Tensioni tra gruppi etnici e iniziative di dialogo. A livello amministrativo “di fatto il Paese è spaccato in due o anche in tre, perché tutta la realtà dei Monti Nuba era già autonoma prima, anche se attaccata dal governo”. Esistono dei “confini immaginari ma molto reali, ossia i confini tribali, per niente definiti”, spiega monsignor Carlassare. “Per questo all’interno della nostra diocesi è in atto un processo di dialogo, tra i Nuer della zona dello Stato dell’Unità, e i Dinka Rouen, che popolano il territorio più a nord, chiamato Rouen Amministrative Area, un’area di amministrazione autonoma che era parte dello Stato dell’Unità ma ora indipendente. Ci sono ancora molte tensioni fra le due comunità – precisa -. Dal 2014 non c’era stato più dialogo fra questi due gruppi etnici. Ora finalmente è ripartito, così le due comunità possono portare i rispettivi problemi ad un tavolo comune. Purtroppo, quando le comunità si sentono vittime cercano di difendersi e chiudersi piuttosto che capire che anche l’altra comunità è comunque vittima. Bisogna chiudere quella catena e quel ciclo di vittimizzazione per vincere e superare ogni tipo di violenza. Questo è il cammino che stiamo vivendo come diocesi e come comunità civile nel territorio di Bentiu”.

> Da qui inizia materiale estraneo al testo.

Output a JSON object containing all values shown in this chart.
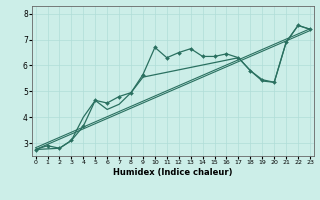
{
  "xlabel": "Humidex (Indice chaleur)",
  "bg_color": "#cceee8",
  "grid_color": "#b0ddd8",
  "line_color": "#2a7060",
  "xlim": [
    -0.3,
    23.3
  ],
  "ylim": [
    2.5,
    8.3
  ],
  "yticks": [
    3,
    4,
    5,
    6,
    7,
    8
  ],
  "xticks": [
    0,
    1,
    2,
    3,
    4,
    5,
    6,
    7,
    8,
    9,
    10,
    11,
    12,
    13,
    14,
    15,
    16,
    17,
    18,
    19,
    20,
    21,
    22,
    23
  ],
  "line1_x": [
    0,
    1,
    2,
    3,
    4,
    5,
    6,
    7,
    8,
    9,
    10,
    11,
    12,
    13,
    14,
    15,
    16,
    17,
    18,
    19,
    20,
    21,
    22,
    23
  ],
  "line1_y": [
    2.75,
    2.9,
    2.8,
    3.1,
    3.65,
    4.65,
    4.55,
    4.8,
    4.95,
    5.65,
    6.7,
    6.3,
    6.5,
    6.65,
    6.35,
    6.35,
    6.45,
    6.3,
    5.8,
    5.45,
    5.35,
    6.9,
    7.55,
    7.4
  ],
  "line2_x": [
    0,
    2,
    3,
    4,
    5,
    6,
    7,
    8,
    9,
    17,
    18,
    19,
    20,
    21,
    22,
    23
  ],
  "line2_y": [
    2.75,
    2.8,
    3.1,
    4.0,
    4.65,
    4.3,
    4.5,
    4.95,
    5.55,
    6.3,
    5.8,
    5.4,
    5.35,
    6.9,
    7.55,
    7.4
  ],
  "line3_x": [
    0,
    23
  ],
  "line3_y": [
    2.75,
    7.35
  ],
  "line4_x": [
    0,
    23
  ],
  "line4_y": [
    2.82,
    7.42
  ]
}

Mons. Christian Carlassare, vescovo di Bentiu, in Sud Sudan.

L’altro grande problema è l’enorme afflusso di rifugiati dal Sudan a causa del cruento conflitto in corso dall’aprile 2023. Il porto di ingresso dei rifugiati sudanesi è l’Alto Nilo, verso Malakal (la diocesi di Bentiu è stata creata dividendo il territorio della diocesi di Malakal). In questa zona ci sono rifugiati sudanesi ma anche circa 800.000 sfollati interni, una percentuale importante se si considera che la popolazione è di 1.200.000 persone. Un primo sfollamento era dovuto al conflitto, poi dal 2019 dai cambiamenti climatici e dalle grandi inondazioni del Nilo.  “Da noi c’è una porta d’ingresso importante dove passano soprattutto i rifugiati Nuba – dice il vescovo comboniano -. Abbiamo tre campi di rifugiati nel nostro territorio, presenti ancora prima del conflitto in Sudan proprio per la situazione particolare dei Monti Nuba. Ovviamente con il conflitto sono aumentati, soprattutto a motivo della povertà”.

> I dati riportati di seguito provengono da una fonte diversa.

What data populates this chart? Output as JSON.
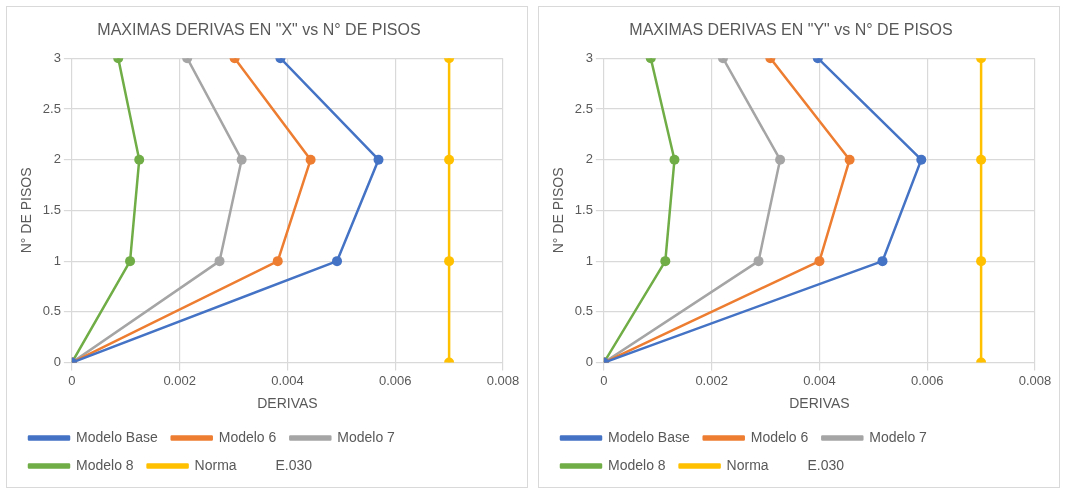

Aiuti umanitari a rischio a seguito delle nuove politiche americane? Al momento ci sono 130.000 persone nei tre campi profughi, la cui situazione umanitaria rischia di aggravarsi. “Le persone sono integrate nel territorio locale, con un grande intervento di aiuti da parte dell’Onu, in questo momento in pericolo a causa della nuova politica degli Stati Uniti – spiega -. Abbiamo già sentito parlare di grossi tagli di personale, qui del 50% in altre aree addirittura del 70%. In questo modo diminuiscono le possibilità concrete di poter portare aiuti in questa crisi umanitaria. Per esempio l’Oim (Organizzazione internazionale delle migrazioni) sta già riducendo la sua presenza e le attività”. Proprio in queste ore la Corte suprema americana ha respinto la decisione del presidente Donald Trump di bloccare i fondi destinati agli aiuti umanitari tramite Usaid, quindi la situazione è in evoluzione.